Baby got here on Friday! His name is Taavi Orion (last minute change)! … My husband’s name is David so this was too perfect.”

What a great week for her! 😀 Excitingly for me, Taavi — a Finnish form of David — was one of the names I’d suggested to her after being inspired by this little Taavi — it’s such a cool name, I love it! He joins big sibs:

Mirai (meer-eye) Luna
Evander Sol
Aviva Estrella

What a family! Such beautiful names!!

Congratulations to all, and happy birthday Baby Taavi!!


Taavi Orion (I’m dying over his thumb! 😍 )
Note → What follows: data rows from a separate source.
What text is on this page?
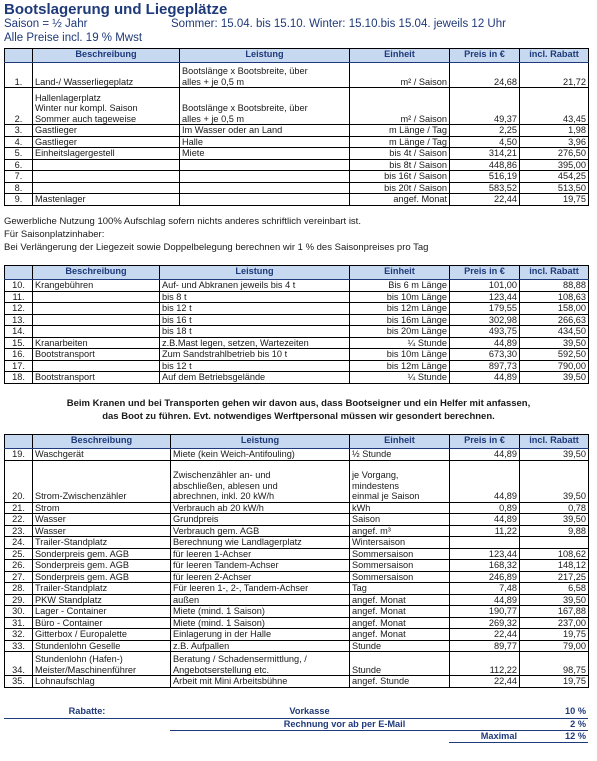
Bootslagerung und Liegeplätze
Saison = ½ Jahr	Sommer: 15.04. bis 15.10. Winter: 15.10.bis 15.04. jeweils 12 Uhr
Alle Preise incl. 19 % Mwst
	Beschreibung	Leistung	Einheit	Preis in €	incl. Rabatt
1.	Land-/ Wasserliegeplatz	Bootslänge x Bootsbreite, über
alles + je 0,5 m	m² / Saison	24,68	21,72
2.	Hallenlagerplatz
Winter nur kompl. Saison
Sommer auch tageweise	Bootslänge x Bootsbreite, über
alles + je 0,5 m	m² / Saison	49,37	43,45
3.	Gastlieger	Im Wasser oder an Land	m Länge / Tag	2,25	1,98
4.	Gastlieger	Halle	m Länge / Tag	4,50	3,96
5.	Einheitslagergestell	Miete	bis 4t / Saison	314,21	276,50
6.			bis 8t / Saison	448,86	395,00
7.			bis 16t / Saison	516,19	454,25
8.			bis 20t / Saison	583,52	513,50
9.	Mastenlager		angef. Monat	22,44	19,75
Gewerbliche Nutzung 100% Aufschlag sofern nichts anderes schriftlich vereinbart ist.
Für Saisonplatzinhaber:
Bei Verlängerung der Liegezeit sowie Doppelbelegung berechnen wir 1 % des Saisonpreises pro Tag
	Beschreibung	Leistung	Einheit	Preis in €	incl. Rabatt
10.	Krangebühren	Auf- und Abkranen jeweils bis 4 t	Bis 6 m Länge	101,00	88,88
11.		bis 8 t	bis 10m Länge	123,44	108,63
12.		bis 12 t	bis 12m Länge	179,55	158,00
13.		bis 16 t	bis 16m Länge	302,98	266,63
14.		bis 18 t	bis 20m Länge	493,75	434,50
15.	Kranarbeiten	z.B.Mast legen, setzen, Wartezeiten	¼ Stunde	44,89	39,50
16.	Bootstransport	Zum Sandstrahlbetrieb bis 10 t	bis 10m Länge	673,30	592,50
17.		bis 12 t	bis 12m Länge	897,73	790,00
18.	Bootstransport	Auf dem Betriebsgelände	¼ Stunde	44,89	39,50
Beim Kranen und bei Transporten gehen wir davon aus, dass Bootseigner und ein Helfer mit anfassen,
das Boot zu führen. Evt. notwendiges Werftpersonal müssen wir gesondert berechnen.
	Beschreibung	Leistung	Einheit	Preis in €	incl. Rabatt
19.	Waschgerät	Miete (kein Weich-Antifouling)	½ Stunde	44,89	39,50
20.	Strom-Zwischenzähler	Zwischenzähler an- und
abschließen, ablesen und
abrechnen, inkl. 20 kW/h	je Vorgang,
mindestens
einmal je Saison	44,89	39,50
21.	Strom	Verbrauch ab 20 kW/h	kWh	0,89	0,78
22.	Wasser	Grundpreis	Saison	44,89	39,50
23.	Wasser	Verbrauch gem. AGB	angef. m³	11,22	9,88
24.	Trailer-Standplatz	Berechnung wie Landlagerplatz	Wintersaison		
25.	Sonderpreis gem. AGB	für leeren 1-Achser	Sommersaison	123,44	108,62
26.	Sonderpreis gem. AGB	für leeren Tandem-Achser	Sommersaison	168,32	148,12
27.	Sonderpreis gem. AGB	für leeren 2-Achser	Sommersaison	246,89	217,25
28.	Trailer-Standplatz	Für leeren 1-, 2-, Tandem-Achser	Tag	7,48	6,58
29.	PKW Standplatz	außen	angef. Monat	44,89	39,50
30.	Lager - Container	Miete (mind. 1 Saison)	angef. Monat	190,77	167,88
31.	Büro - Container	Miete (mind. 1 Saison)	angef. Monat	269,32	237,00
32.	Gitterbox / Europalette	Einlagerung in der Halle	angef. Monat	22,44	19,75
33.	Stundenlohn Geselle	z.B. Aufpallen	Stunde	89,77	79,00
34.	Stundenlohn (Hafen-)
Meister/Maschinenführer	Beratung / Schadensermittlung, /
Angebotserstellung etc.	Stunde	112,22	98,75
35.	Lohnaufschlag	Arbeit mit Mini Arbeitsbühne	angef. Stunde	22,44	19,75
Rabatte:	Vorkasse		10 %
	Rechnung vor ab per E-Mail		2 %
		Maximal	12 %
Birth announcement: RoseMary Immaculata!

I posted a consultation for Cara and her husband last month — though they were expecting a little green bean 🌱 (=gender unknown), they were all set with ideas for a girl and only needed help with ideas for a boy. In the end it wasn’t needed, though, as they had a girl! Their Little Miss has been given the gorgeous name … RoseMary Immaculata!

Cara writes,

I wanted to let you know that baby number six, a little girl, arrived for us, on the First Saturday of this month.  The husband and I, looking at the calendar had agreed to use a Marian name for a daughter born on a Marian feast or First Saturday.  For any other day a girl would be Agnes.  

The first Friday of this month was our Lady of the Snows or the Feast of Dedication of St. Mary Major where they drop white rose from the dome of the Chapel of Our Lady at St. Mary Major.  The following day was first Saturday.  For either of those days we agreed on RoseMary Immaculata.  RoseMary after the Rosary and the aforementioned roses.  We capitalized the M because it seemed like we should.  Immaculata is after the Immaculate heart of Mary.  I told my husband earlier in the week that I thought it was going to be a girl after the Blessed Mother.  Come Saturday morning after praying my rosary and attending Mass I went into labor and she was born later that day. 

She was baptized today on the Feast of St. Maximilian Kolbe founder of the Militia of the Immaculata.

Thanks for your help, even though we didn’t have a boy!

I love all the significance behind each part of her name — what a great name story!! If you remember, RoseMary joins big sibs:

Blaise Gerard
Ambrose Lawrence
Benedict Augustine Joseph
Caecilia Majella
Anastasia Lucia

Congratulations to the whole family, and happy birthday Baby RoseMary!!